Conference organized by CITCEM (Transdisciplinary Research Centre “Culture, Space and Memory), based at the Faculty of Arts of the University of Porto, Portugal.

The full program can be accessed here.

Abstract:

Public lantern lectures, that is public lectures featuring the projection of images by means of a lantern, were once a ubiquitous activity within the Dutch social winter season. The popularity of this knowledge transmission practice in the Dutch context is characterized by a particularly distinctive feature: in the Netherlands, neither state nor academia were interested in providing structural popular adult education, in contrast to countries such as France and the United Kingdom. Rather, public lantern lectures were mainly organized by a myriad of associations and societies, which were aligned in one way or another with popular education and science dissemination.

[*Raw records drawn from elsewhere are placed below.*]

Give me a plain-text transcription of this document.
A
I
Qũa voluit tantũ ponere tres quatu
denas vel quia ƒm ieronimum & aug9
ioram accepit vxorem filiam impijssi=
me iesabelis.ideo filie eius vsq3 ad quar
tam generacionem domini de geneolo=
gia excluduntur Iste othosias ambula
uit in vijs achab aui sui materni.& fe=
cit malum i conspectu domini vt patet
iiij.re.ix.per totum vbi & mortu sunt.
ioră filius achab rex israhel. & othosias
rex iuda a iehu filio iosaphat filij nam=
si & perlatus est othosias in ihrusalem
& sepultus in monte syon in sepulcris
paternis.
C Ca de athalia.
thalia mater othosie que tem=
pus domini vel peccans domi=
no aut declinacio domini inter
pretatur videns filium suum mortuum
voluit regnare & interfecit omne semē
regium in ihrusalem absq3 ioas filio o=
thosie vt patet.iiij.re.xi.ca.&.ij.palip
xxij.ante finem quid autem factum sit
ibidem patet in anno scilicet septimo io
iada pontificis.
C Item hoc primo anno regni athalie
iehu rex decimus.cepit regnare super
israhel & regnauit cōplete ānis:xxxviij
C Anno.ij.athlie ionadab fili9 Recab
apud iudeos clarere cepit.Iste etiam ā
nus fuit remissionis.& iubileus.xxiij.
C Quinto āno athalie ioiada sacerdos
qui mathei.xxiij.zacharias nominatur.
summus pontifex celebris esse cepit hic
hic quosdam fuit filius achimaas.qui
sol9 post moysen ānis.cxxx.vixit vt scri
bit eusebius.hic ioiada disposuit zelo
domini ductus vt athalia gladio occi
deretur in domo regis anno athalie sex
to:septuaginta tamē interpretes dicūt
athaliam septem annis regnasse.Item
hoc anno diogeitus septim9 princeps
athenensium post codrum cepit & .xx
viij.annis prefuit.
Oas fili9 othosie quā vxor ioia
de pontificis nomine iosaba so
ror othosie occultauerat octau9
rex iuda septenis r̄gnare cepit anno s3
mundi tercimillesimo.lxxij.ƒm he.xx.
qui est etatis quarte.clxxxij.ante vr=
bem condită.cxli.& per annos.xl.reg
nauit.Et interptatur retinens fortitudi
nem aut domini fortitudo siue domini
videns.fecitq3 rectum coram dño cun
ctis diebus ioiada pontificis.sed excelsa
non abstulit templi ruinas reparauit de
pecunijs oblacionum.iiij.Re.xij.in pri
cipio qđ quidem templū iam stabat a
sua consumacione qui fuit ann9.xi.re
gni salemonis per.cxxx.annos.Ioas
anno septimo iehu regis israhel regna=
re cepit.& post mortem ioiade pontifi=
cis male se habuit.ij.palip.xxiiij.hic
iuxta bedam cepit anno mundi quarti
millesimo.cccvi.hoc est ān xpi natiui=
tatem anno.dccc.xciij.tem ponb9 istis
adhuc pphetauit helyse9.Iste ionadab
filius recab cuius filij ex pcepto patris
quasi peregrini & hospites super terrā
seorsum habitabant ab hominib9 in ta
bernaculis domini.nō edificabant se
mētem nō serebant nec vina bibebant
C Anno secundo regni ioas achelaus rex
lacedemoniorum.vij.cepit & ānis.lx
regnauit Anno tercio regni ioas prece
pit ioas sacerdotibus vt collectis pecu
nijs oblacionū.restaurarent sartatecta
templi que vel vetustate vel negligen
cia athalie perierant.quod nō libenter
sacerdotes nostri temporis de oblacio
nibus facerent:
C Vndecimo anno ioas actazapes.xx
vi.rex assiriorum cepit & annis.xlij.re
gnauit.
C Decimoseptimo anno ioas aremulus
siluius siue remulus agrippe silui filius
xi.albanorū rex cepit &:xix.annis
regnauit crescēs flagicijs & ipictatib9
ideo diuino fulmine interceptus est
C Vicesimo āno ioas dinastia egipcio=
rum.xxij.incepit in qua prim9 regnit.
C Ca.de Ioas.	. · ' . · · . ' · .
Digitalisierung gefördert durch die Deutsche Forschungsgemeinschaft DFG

However, the lantern was not always an accessible technology. The emergence of the lantern as a celebrated element of scientific performances in the Netherlands can be traced back to the second half of the nineteenth century. L. K. Maju’s lectures with dissolving views, imported from the London Polytechnic Institution were very popular scientific performances. Yet, it was not until the technology became more affordable and easier to use – with the mass-production of photographic lantern slides, the establishment of slide rental offices, as well as the expansion of the electricity grid coverage – that the lantern lecture became an activity within the reach of most organizations.

In the so-called “pillarized” Dutch society, organizations claiming neutrality regarding religion and politics (such as the Maatschappij tot Nut van ‘t Algemeen counting thousands of members and hundreds of departments across the country), as well as many specialized associations catering to groups with diverse social and religious beliefs, all showed interest in the lantern. Additionally, the lack of dedicated infrastructure along with the many organizers (and their audiences) contributed to the increasing visibility of the lantern lecture as a social activity integrated not only in a broader rhetorical space (framed by its association culture) but also in numerous social and physical spaces where other cultural activities took place, namely musical performances, literature recitals, social dancing, exhibitions, and film screenings. By the 1920s, the lantern lecture was almost a daily event of the social winter season, and it was deeply embedded into the cultural and social fabric of Dutch society.